Implications for the Humanitarian Response
Our experience offers several insights for humanitarian actors working in conflict-affected settings:
1. Multifaceted barriers require multifaceted solutions. Healthcare access isn’t just about clinical capacity or service availability. Financial barriers—both service costs and transportation costs—can independently prevent care access. Comprehensive programs must address all three.
2. Cash transfers are effective tools in health programming. While often associated with food security or livelihoods, well-designed cash interventions can directly improve health outcomes by removing financial barriers to care-seeking.
3. Digital systems enable accountability and learning. Our transition from Excel sheets to SharePoint Lists with Power Automate wasn’t just about efficiency—it enabled systematic tracking, follow-up, and evidence generation that informed program adaptation.
4. Integration with government systems amplifies impact. By connecting our mobile health teams to Ukraine’s MIS system through e-referrals, we leveraged existing resources and ensured sustainability beyond our direct intervention.

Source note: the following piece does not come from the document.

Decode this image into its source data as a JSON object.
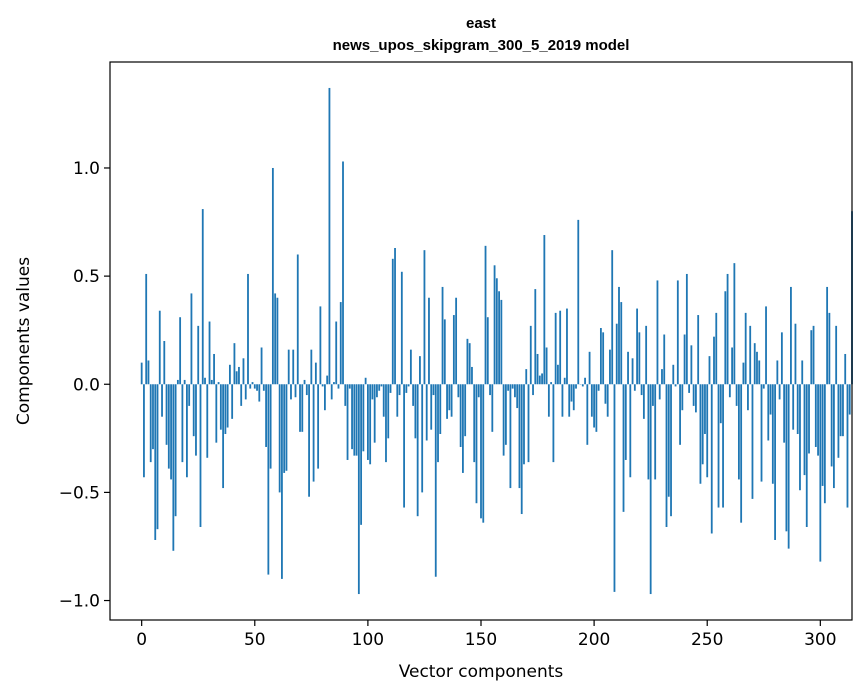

5. Local engagement strengthens last-mile delivery. Community health workers proved essential for ensuring cash notifications reached beneficiaries when formal systems failed—a reminder that humanitarian innovation must include, not replace, community-based approaches.
Looking Ahead
As we continue refining this model, we’re exploring how to support patients who need more frequent access to referred services—those with ongoing treatments requiring monthly or bi-weekly visits. Can we integrate with public transportation systems where they exist? Should we consider recurring compensation models for chronic conditions? These questions will shape the next evolution of our approach.
The conflict in Ukraine has created immense healthcare challenges, particularly in newly liberated areas where infrastructure has been damaged or destroyed. But it has also created space for innovation—for testing models that combine humanitarian cash programming with health system strengthening in ways that could have applications far beyond Ukraine.
Transportation may seem like a mundane barrier compared to the dramatic challenges of conflict-affected healthcare delivery. But for the 78-82% of patients who now successfully access referred services—up from just 50% before cash support—that journey to care has become possible.
Sometimes breaking barriers is about building roads. Sometimes it’s about removing the financial obstacles standing in the way of the roads that already exist.